545 So. 2d 464 | Fla. Dist. Ct. App. | 1989

545 So. 2d 464 (1989)

K.M., a Juvenile, Appellant,
v.
The STATE of Florida, Appellee.

No. 88-2024.

District Court of Appeal of Florida, Third District.

June 20, 1989.

Bennett H. Brummer, Public Defender, and Rosa C. Figarola, Asst. Public Defender, for appellant.

Robert A. Butterworth, Atty. Gen., and Richard L. Polen, Asst. Atty. Gen., and Sharon Azoulay, Certified Legal Intern, for appellee.

Before BASKIN, COPE and LEVY, JJ.

BASKIN, Judge.

K.M., a juvenile, appeals the trial court's adjudication of delinquency for possession of cocaine with intent to sell. We affirm.

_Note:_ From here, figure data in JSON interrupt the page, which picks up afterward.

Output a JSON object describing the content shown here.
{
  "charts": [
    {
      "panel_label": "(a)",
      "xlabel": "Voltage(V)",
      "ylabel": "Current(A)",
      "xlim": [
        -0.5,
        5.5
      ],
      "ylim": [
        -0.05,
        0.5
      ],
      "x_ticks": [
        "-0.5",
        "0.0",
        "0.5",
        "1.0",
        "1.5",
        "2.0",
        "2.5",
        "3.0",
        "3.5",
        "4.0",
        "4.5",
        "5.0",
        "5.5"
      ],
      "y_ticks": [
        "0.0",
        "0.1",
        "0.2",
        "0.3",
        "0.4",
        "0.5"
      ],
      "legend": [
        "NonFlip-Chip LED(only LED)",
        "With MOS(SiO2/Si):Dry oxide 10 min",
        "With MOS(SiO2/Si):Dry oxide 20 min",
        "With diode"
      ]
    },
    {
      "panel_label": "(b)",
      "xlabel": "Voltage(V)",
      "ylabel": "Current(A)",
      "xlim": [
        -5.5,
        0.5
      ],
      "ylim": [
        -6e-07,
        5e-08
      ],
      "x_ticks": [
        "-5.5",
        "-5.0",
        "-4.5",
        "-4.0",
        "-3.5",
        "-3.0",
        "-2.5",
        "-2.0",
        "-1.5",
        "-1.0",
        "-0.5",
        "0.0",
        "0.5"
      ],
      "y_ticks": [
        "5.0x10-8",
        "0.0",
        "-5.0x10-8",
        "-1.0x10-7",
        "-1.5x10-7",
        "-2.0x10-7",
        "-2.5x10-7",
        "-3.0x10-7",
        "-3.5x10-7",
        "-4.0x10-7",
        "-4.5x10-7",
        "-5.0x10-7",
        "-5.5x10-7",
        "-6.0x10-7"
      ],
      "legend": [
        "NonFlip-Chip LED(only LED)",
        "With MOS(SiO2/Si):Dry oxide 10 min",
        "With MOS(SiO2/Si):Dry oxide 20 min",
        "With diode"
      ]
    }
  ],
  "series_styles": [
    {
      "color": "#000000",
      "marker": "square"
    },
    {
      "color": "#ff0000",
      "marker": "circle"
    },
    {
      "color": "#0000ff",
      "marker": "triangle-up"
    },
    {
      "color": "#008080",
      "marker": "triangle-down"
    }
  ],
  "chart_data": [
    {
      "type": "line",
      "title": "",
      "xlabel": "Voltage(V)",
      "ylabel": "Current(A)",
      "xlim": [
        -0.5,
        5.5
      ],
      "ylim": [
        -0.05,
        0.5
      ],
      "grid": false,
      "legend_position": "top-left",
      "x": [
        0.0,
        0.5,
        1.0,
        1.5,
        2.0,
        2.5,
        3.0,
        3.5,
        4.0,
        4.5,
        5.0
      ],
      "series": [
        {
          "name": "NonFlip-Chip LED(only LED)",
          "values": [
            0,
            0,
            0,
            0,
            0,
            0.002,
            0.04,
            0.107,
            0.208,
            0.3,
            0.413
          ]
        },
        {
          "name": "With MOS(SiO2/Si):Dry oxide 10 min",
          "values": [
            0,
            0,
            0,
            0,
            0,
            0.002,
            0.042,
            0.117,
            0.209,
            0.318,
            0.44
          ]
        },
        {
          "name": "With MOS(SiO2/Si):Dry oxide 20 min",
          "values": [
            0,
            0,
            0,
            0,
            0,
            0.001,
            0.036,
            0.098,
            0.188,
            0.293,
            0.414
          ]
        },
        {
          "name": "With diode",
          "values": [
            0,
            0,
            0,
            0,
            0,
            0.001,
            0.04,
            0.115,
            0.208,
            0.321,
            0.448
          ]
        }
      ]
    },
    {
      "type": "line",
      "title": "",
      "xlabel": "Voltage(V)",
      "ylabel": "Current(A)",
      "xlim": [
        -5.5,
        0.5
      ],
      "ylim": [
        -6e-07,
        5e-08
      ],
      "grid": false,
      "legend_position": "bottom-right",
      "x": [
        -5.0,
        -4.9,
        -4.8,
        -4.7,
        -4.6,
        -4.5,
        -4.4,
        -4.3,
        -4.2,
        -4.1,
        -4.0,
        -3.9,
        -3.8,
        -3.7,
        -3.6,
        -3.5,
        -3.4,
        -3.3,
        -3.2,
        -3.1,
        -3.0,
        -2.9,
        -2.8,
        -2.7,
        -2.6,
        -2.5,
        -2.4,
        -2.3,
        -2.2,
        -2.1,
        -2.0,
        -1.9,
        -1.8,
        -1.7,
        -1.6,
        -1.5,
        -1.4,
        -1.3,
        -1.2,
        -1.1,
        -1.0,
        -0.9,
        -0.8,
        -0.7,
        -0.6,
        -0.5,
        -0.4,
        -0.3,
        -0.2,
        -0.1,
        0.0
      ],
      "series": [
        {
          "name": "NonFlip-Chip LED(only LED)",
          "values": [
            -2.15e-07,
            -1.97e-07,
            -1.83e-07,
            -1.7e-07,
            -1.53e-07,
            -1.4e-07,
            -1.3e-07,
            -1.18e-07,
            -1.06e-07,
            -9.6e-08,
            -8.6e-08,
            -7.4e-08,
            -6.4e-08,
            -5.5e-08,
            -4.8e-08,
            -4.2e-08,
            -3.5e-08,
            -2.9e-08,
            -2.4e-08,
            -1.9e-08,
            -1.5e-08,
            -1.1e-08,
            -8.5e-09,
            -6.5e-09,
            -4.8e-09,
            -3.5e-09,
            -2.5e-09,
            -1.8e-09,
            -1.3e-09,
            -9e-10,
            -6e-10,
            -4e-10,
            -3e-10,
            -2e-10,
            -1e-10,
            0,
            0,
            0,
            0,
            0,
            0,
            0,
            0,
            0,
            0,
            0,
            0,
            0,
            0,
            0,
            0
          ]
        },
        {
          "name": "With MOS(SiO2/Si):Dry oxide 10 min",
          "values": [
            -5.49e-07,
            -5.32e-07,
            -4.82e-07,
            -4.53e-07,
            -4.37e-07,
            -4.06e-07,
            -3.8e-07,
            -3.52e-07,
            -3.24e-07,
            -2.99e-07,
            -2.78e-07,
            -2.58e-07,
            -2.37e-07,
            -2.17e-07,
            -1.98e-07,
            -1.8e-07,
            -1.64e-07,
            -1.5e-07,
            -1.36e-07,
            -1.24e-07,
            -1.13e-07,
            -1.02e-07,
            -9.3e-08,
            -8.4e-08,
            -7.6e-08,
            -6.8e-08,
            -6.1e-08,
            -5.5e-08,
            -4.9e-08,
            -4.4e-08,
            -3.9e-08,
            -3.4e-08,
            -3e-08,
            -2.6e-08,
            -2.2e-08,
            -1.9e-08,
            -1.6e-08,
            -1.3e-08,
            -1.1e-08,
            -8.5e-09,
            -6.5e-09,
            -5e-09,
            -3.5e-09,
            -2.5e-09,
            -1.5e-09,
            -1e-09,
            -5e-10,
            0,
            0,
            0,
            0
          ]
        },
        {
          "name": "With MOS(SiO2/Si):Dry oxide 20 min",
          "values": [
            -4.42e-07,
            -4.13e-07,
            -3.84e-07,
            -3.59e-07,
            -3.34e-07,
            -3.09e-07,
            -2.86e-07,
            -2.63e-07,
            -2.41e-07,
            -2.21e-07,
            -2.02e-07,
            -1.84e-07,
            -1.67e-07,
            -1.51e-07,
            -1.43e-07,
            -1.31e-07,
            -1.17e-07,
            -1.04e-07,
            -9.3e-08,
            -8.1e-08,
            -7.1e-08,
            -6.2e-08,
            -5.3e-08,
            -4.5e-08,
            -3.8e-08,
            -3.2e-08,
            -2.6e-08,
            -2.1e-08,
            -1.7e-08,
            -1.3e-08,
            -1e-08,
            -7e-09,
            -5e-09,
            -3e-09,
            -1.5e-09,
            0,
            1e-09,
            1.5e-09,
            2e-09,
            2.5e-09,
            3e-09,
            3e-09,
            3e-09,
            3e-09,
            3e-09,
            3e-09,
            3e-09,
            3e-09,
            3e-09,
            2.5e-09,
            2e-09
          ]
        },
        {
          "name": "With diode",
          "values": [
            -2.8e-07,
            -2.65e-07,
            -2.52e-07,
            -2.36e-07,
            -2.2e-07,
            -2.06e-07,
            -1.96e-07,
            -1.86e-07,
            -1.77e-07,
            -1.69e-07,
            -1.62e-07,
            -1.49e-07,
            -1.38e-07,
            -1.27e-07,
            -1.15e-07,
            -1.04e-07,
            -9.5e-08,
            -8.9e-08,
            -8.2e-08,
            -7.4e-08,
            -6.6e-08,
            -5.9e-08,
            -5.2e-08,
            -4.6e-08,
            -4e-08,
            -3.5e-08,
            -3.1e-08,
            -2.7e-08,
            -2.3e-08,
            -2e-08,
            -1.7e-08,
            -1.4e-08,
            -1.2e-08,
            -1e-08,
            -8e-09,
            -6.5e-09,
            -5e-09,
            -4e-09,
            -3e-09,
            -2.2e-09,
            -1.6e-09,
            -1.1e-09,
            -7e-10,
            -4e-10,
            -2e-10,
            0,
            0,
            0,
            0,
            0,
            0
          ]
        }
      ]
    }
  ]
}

First, we decline to consider K.M.'s contention that the trial court abused its discretion in permitting the narcotics officers to testify concerning the packaging of the cocaine. Because the specific legal ground argued on appeal was not presented to the trial court, K.M. has not properly preserved that point for review. Tillman v. State, 471 So. 2d 32, 35 (Fla. 1985). Second, the adjudication of delinquency is supported by substantial competent, albeit circumstantial, evidence. Although the small quantity alone is not sufficient circumstantial evidence to prove intent to sell, McCullough v. State, 541 So. 2d 720 (Fla. 4th DCA 1989), additional evidence supports the trial court's finding that K.M. intended to sell the cocaine. See e.g. United States v. Robinson, 870 F.2d 612 (11th Cir.1989). Finally, the record supports a trial court determination that the evidence excluded every reasonable hypothesis but that of K.M.'s guilt. See G.D. v. State, 497 So. 2d 1318 (Fla. 3d DCA 1986). The state presented evidence — the officers' expert testimony and the packaging of the drugs — from which the trial court could have concluded that K.M. intended to sell the cocaine and rejected K.M.'s contention that he merely possessed the drugs for his own use. Robinson.

Accordingly, we affirm the adjudication of delinquency for possession with intent to sell cocaine.